Relatório reafirma o que muitos já sabem: a desigualdade não é uma preocupação.
Lucas Pazzaglini
A notícia não é de todo ruim: o Brasil tem hoje 575.930 médicos ativos, segundo levantamento feito pelo Comitê Federal de Medicina (CFM). Esse é o maior número de médicos já registrado tendo mais do que quadruplicado desde 1990.
As possibilidades positivas em ter uma gama tão grande de médicos prontos para atender o público é imensa. Em comparação a 1990, quando o total de médicos era de 131.278, hoje temos uma proporção de 2,81 médicos por mil habitantes, algo impensável no passado.
Esse crescimento exponencial tem motivo, nada vem do acaso, e um dos principais é a expansão do ensino médico. De fato, não é difícil encontrar um estudante de medicina pelas ruas. Os programas de acesso ao ensino superior facilitam muito esse processo e potencializam o recebimento de alunos pelas faculdades.

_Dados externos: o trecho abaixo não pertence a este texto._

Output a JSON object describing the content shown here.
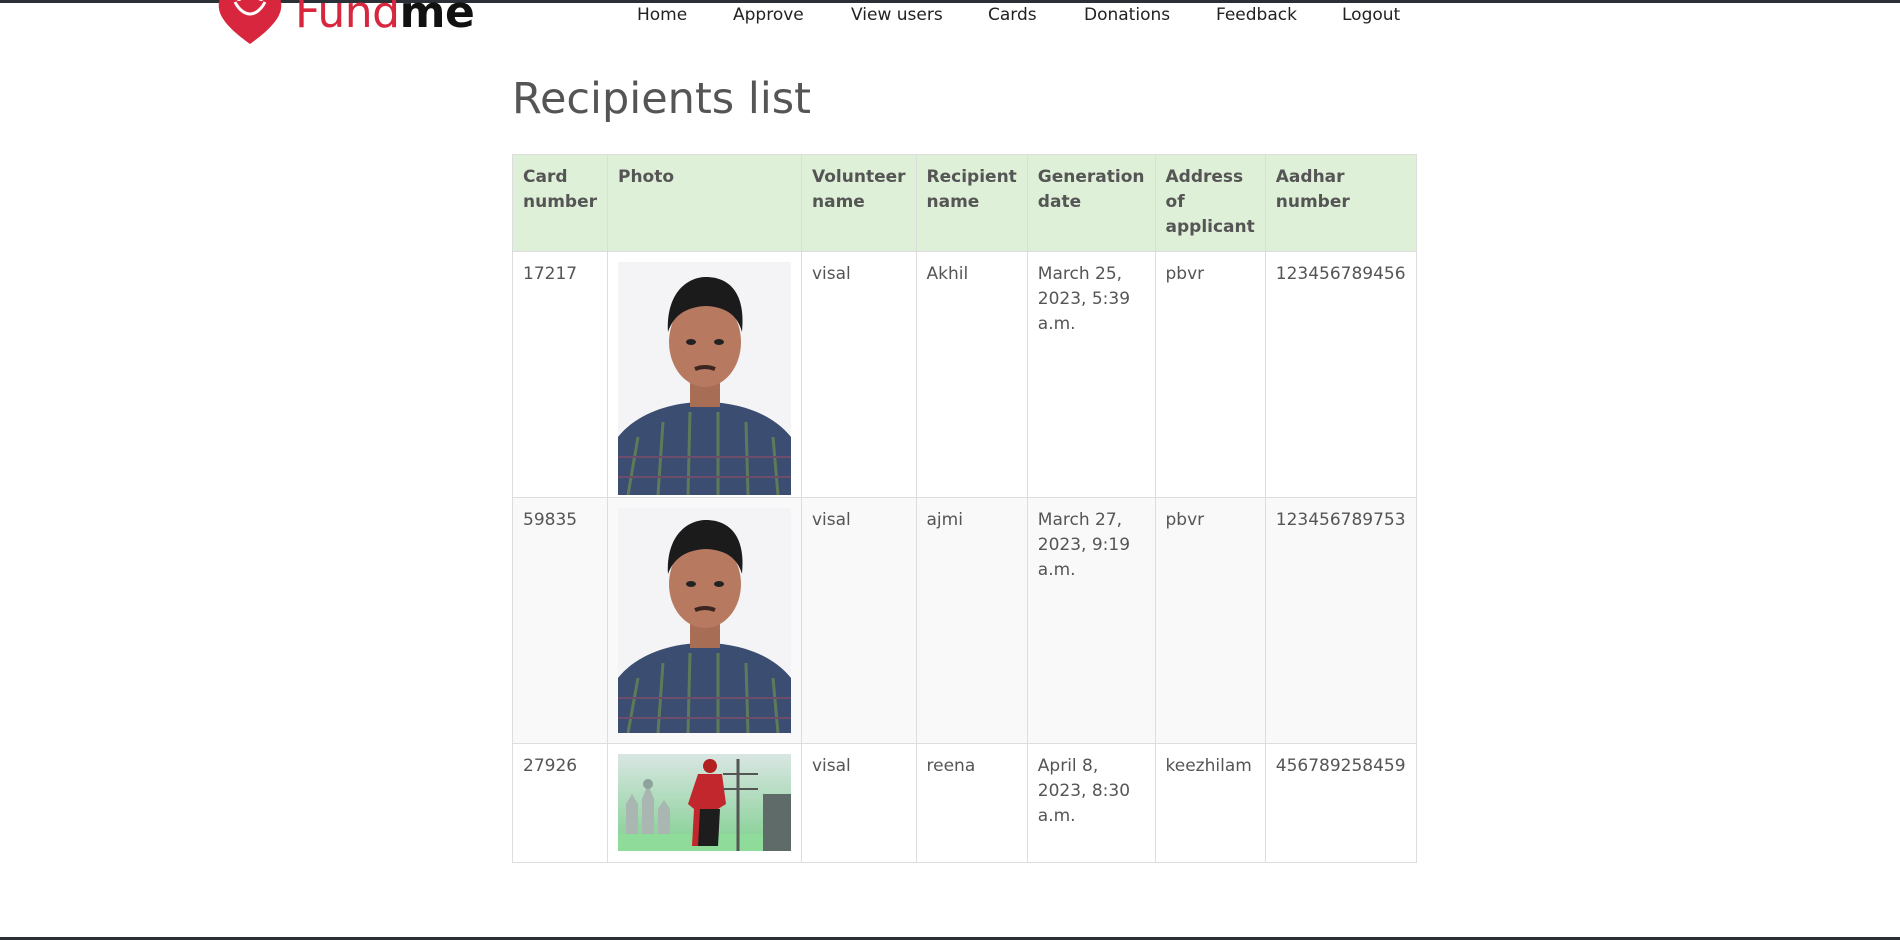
{
  "brand": {
    "fund": "Fund",
    "me": "me",
    "accent": "#d7263d"
  },
  "nav": {
    "items": [
      {
        "label": "Home"
      },
      {
        "label": "Approve"
      },
      {
        "label": "View users"
      },
      {
        "label": "Cards"
      },
      {
        "label": "Donations"
      },
      {
        "label": "Feedback"
      },
      {
        "label": "Logout"
      }
    ]
  },
  "page": {
    "title": "Recipients list"
  },
  "table": {
    "header_bg": "#def0d8",
    "columns": [
      "Card number",
      "Photo",
      "Volunteer name",
      "Recipient name",
      "Generation date",
      "Address of applicant",
      "Aadhar number"
    ],
    "rows": [
      {
        "card_number": "17217",
        "photo": "portrait-photo",
        "volunteer": "visal",
        "recipient": "Akhil",
        "date": "March 25, 2023, 5:39 a.m.",
        "address": "pbvr",
        "aadhar": "123456789456"
      },
      {
        "card_number": "59835",
        "photo": "portrait-photo",
        "volunteer": "visal",
        "recipient": "ajmi",
        "date": "March 27, 2023, 9:19 a.m.",
        "address": "pbvr",
        "aadhar": "123456789753"
      },
      {
        "card_number": "27926",
        "photo": "landscape-photo",
        "volunteer": "visal",
        "recipient": "reena",
        "date": "April 8, 2023, 8:30 a.m.",
        "address": "keezhilam",
        "aadhar": "456789258459"
      }
    ]
  }
}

Entretanto, existe uma preocupação válida levantada pelo próprio presidente da CFM, José Hiram Gallo, relacionada a qualidade da formação médica oferecida. Esse questionamento faz total sentido quando percebemos que muitos profissionais, não exclusivamente médicos, têm sido formados às pressas apenas para suprir uma demanda no mercado, e a saúde precisa desse apoio.
Porém, a preocupação com a rapidez pode fazer com que algumas etapas do processo de formação sejam descartadas. Isso tudo contribui para a previsão, proposta por Gallo, de que dentro de 5 anos o país contará com 3,63 médicos por mil habitantes, um número superior à média dos países Organização para Cooperação e Desenvolvimento (OCDE).
Mas essas são apenas suposições. Nenhuma faculdade deixaria um aluno se formar sem estar preparado para atuar de forma totalmente competente. Antes de poderem atender a um paciente, os aspirantes a médicos passam por diversos estágios e residências que contribuem para uma formação completa.
Deixando esse problema de lado, surge outro. Hoje temos mais médicos por mil habitantes do que Estados Unidos, Coreia do Sul, Japão e México, definitivamente um motivo de orgulho para nosso país. Mas, quando vemos onde esses médicos estão concentrados, a preocupação volta a ser sentida.
Como era de se esperar, a maioria dos médicos prefere fixar sua residência nos estados do Sul e Sudeste, por conta das condições de trabalho e de vida, o que deixa de lado, mais uma vez, as regiões ao norte do país.
Explicando em números, a região Sudeste conta com 3,76 médicos por mil habitantes, Centro-Oeste com 3,39 por mil habitantes, Sul com 3,27 por mil habitantes, Nordeste com 2,22 por mil habitantes e Norte com 1,73 por mil habitantes.
Não é preciso ser nenhum tipo de expert para entender que enquanto em alguns lugares existe uma lotação considerável, em outros existe uma escassez precisando ser reparada.
A região Norte lidera mais uma vez o ranking dos esquecidos, o que torna difícil de entender qual é de fato a preocupação dos médicos que estão atuando no Brasil. Obviamente as escolhas de cada um devem ser respeitadas e a qualidade de vida deve ser uma prioridade, mas e quanto a qualidade de vida dos que vivem na região Norte.
Mas o problema não é exclusivo dos médicos, e sim da falta de investimento na saúde nessas regiões. O Norte e o Nordeste não recebem atenção nesse quesito, e em tantos outros, o que chega a justificar a falta de médicos atuantes nessas áreas.
O investimento, que deve vir de um orçamento governamental, continua sendo injusto para com as regiões que mais necessitam dele. Enquanto o número de médicos da região Sudeste equivale ao encontrado na Europa, a região Norte supera apenas países como Índia e Indonésia.
O relatório lança luz sobre uma questão estrutural que vai muito além da necessidade de médicos, ele reafirma o esquecimento contínuo das regiões ao norte. Os desafios sofridos pelos Nordestinos e Nortistas passam pela educação, falta de escolaridade, falta de apoio humanitário e consequentemente na saúde (a lista parece pequena mas nem todos os tópicos foram abordados e apenas esse já causam um impacto gigantesco na comunidade).
De nada adianta a formação de médicos se eles não forem enviados para os lugares certos. Os pacientes esperam até mesmo nos lugares que foram esquecidos.